When Choosing Customer VIPs, Is It Time To Ignore Purchase History And Focus On Social-Media Clout?
Written by Evan SchumanIt’s a time-honored retail tradition to identify—and try and pamper—the group of best (most profitable) customers. But social media has provided a new way to define VIP shoppers, with “most influential” having the potential to trump “spends the most.”
Consider: Who do you want to take care of first and in the most boot-lick fashion? The person who personally spends $100 thousand a year with your store or someone whose friends and followers spend a total of $25 million? Is someone with a huge number of Twitter followers, Facebook friends or a popular shopping blog more worthy of the royal treatment than someone who personally spends a lot? Granted, there are shopping carts full of complexities and nuances in analyzing such profiles—generating a meaningful influence rate, if you will—but that’s where the fun comes in.
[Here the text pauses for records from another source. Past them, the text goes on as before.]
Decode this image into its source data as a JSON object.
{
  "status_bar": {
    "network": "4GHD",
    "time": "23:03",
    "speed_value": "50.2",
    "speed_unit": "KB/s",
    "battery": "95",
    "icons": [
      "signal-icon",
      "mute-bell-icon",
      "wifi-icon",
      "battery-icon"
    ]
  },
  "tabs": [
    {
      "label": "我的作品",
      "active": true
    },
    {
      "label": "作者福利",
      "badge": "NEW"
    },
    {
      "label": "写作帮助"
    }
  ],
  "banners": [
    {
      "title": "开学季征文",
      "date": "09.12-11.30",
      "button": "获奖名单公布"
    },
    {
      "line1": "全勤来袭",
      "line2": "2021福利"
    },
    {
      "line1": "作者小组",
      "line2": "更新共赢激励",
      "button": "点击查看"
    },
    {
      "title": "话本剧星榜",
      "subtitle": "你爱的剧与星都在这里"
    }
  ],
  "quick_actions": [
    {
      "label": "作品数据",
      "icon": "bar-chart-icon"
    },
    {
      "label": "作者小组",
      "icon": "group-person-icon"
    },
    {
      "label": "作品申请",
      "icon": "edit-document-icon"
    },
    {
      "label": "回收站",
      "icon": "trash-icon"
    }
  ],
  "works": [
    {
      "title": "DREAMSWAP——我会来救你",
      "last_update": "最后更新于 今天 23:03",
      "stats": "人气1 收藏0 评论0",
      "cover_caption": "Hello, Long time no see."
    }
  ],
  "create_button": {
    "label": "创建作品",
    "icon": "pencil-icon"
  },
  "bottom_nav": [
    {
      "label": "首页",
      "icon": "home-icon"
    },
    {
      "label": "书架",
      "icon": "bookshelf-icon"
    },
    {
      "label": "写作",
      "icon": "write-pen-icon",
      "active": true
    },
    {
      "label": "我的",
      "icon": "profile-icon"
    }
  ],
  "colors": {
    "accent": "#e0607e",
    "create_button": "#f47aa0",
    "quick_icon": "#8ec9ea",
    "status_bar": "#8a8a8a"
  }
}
Even worse, beyond those analytical complexities, there’s the issue of how to get this data in front of the eyes of store associates and also how to do it in a timely matter. Of course, to start things off, there needs to be a reliable way to identify these influencers as they enter your store.
The practical matter of this issue is that it isn’t very practical today. But as retailers get more creative about how to leverage the tons of superb social data out there, ways will be found to access and make use of it. For starters, let’s craft the laboratory theoretical data model perfection scenario.
Ideally, the influence would take into account four things: number of followers/friends; amount spent in total by followers/friends; how well the influencer’s advice is followed; and the uniqueness of key followers.
The sheer number of followers/friends is crucial, but this point would also factor in who they are and, of course, how many of them are currently your customers or realistic prospects.
Otherwise, Macy’s North America might label someone with one million followers a VIP, only to discover that most of those followers are seismic engineers throughout Australia, South Africa and the Middle East.
For categorization, the easiest way to deal with this point is by adding up all of the purchases at your chain (or at rival chains—business that can be stolen). But it needs to be more nuanced than that. Does it also need to factor in average spend, for example?
Even a combination of average and total spend may not be that meaningful unless there is also data about whether a high percentage of those sales are made a by a relatively small number of friends/followers.
This point gets at the heart of influence. If someone is zapping out messages to an installed base and prospect list of five million, is that person worthy of VIP distinction if his/her followers aren’t apparently listening?
Consider the extremes: Do 80 percent of the followers react within two days to any suggestions made by the influencer or do 95 percent of the influencer’s suggestions get ignored by 99 percent of the followers?
Are those following this supposed influencer people who you are already reaching? Perhaps by traditional means and perhaps through the lists of other customers?
Influencers who are followed by groups of hard-to-reach prospects (such as older high-net-worth customers, perhaps, or intense fans of a particular type of product) may merit a lot of points.